# Small Snake...but dangerous



## cre8foru (Aug 5, 2014)

I found this Copperhead Sunday after it crossed a path in the park. I would have never seen it after it crossed into the grass if I had not spotted it on the trail first. Camo on these guys is incredible. My second venomous snake of the year.  

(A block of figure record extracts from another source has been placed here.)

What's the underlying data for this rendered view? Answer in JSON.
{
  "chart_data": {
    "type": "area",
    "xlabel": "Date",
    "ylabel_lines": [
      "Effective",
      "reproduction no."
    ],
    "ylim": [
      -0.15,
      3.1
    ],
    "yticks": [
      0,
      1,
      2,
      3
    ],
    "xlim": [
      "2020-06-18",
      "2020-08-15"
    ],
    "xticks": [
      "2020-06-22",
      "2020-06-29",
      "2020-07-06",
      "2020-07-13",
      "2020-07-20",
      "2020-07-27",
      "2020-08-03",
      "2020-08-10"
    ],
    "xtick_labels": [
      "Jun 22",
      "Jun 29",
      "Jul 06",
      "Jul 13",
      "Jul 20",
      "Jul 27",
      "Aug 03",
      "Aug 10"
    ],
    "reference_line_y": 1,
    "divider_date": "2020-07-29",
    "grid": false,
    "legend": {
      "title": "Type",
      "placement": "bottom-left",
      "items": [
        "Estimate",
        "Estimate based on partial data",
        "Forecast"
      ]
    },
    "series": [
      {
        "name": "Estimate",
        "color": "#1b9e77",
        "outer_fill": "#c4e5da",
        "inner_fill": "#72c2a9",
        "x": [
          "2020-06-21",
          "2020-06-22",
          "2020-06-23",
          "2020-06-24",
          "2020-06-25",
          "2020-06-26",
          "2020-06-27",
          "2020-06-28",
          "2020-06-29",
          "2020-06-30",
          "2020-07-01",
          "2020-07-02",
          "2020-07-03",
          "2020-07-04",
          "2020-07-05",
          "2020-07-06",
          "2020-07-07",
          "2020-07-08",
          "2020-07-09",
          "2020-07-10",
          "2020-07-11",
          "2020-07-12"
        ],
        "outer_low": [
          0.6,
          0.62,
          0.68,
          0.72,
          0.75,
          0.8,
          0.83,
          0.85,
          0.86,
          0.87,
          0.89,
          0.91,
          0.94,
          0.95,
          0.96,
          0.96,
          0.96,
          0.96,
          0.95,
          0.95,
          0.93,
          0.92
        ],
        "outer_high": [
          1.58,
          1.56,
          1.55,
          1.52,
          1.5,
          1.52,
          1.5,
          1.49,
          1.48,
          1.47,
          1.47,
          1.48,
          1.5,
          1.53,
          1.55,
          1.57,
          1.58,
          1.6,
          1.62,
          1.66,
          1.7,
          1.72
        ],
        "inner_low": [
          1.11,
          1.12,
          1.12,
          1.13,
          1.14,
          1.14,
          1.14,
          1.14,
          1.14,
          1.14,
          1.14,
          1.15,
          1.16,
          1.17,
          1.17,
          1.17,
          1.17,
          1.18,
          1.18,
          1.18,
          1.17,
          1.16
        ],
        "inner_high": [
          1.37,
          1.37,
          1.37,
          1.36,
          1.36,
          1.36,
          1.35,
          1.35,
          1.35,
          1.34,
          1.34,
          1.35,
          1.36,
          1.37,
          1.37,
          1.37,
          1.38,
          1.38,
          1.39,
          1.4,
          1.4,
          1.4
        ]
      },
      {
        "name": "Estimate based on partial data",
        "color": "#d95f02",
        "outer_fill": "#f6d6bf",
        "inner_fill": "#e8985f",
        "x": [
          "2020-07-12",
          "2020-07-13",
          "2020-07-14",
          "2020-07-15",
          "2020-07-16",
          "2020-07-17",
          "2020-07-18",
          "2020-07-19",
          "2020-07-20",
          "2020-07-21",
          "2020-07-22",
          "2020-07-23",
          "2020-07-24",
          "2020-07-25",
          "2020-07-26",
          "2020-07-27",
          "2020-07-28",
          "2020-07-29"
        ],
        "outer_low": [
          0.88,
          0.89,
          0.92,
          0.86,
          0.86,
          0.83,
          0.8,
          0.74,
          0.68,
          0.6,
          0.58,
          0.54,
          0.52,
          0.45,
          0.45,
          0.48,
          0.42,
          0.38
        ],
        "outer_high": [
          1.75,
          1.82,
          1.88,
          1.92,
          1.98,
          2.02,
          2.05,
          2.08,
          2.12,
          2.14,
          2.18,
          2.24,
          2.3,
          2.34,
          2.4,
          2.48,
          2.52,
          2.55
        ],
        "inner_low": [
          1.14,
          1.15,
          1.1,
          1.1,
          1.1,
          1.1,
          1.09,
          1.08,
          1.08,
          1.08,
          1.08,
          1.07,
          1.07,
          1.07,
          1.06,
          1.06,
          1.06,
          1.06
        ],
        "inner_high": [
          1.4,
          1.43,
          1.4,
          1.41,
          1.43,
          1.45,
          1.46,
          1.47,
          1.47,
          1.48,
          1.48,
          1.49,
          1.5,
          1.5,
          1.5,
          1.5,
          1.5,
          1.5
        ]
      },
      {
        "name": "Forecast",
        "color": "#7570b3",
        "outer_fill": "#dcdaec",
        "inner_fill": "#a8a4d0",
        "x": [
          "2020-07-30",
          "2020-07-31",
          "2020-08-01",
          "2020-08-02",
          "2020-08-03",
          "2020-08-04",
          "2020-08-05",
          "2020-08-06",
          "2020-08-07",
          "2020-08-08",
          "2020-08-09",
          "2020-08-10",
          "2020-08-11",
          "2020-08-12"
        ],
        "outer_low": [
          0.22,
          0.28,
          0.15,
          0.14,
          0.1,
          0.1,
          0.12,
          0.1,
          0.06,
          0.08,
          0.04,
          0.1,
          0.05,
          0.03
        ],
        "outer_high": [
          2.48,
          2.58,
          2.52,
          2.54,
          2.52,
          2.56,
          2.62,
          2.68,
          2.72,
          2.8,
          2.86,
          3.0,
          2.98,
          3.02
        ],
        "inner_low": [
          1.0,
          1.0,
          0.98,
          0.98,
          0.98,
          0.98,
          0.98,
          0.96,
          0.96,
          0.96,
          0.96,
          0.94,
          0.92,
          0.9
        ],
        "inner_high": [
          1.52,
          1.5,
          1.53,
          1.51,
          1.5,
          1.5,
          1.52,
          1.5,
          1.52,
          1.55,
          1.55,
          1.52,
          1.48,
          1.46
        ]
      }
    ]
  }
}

Northern Copperhead by cre8foru2009, on Flickr




Northern Copperhead by cre8foru2009, on Flickr
(this one with my 50mm)



Northern Copperhead by cre8foru2009, on Flickr


----------



## NCHillbilly (Aug 5, 2014)

Great shots!


----------



## Hoss (Aug 5, 2014)

Wonderful shots, Cre8.  Just the way I like em........ in a photo.


----------



## Crickett (Aug 5, 2014)

50mm??? Man you're  

Awesome shots!


----------



## donald-f (Aug 5, 2014)

You used a 50mm to shoot the picture. What cal. did you use to shoot the snake?


----------



## wvdawg (Aug 5, 2014)

Nice captures.  They are certainly pretty, but that is close enough!


----------



## mlbfish (Aug 5, 2014)

Great shots. But I would have to that one with Bigma and that would still be too close for me.


----------



## quinn (Aug 5, 2014)

Nice spot and shots cre8!


----------



## GAJoe (Aug 6, 2014)

Great images! Eevil lookin'! Thanks for postin'!
Found one on the back porch the other night just at dark. We're lucky the dogs didn't get bit. They won't get bit by that one; I made sure of that.


----------



## Bucky T (Sep 2, 2014)

You're a snake finding fool!!  Great Shots!


----------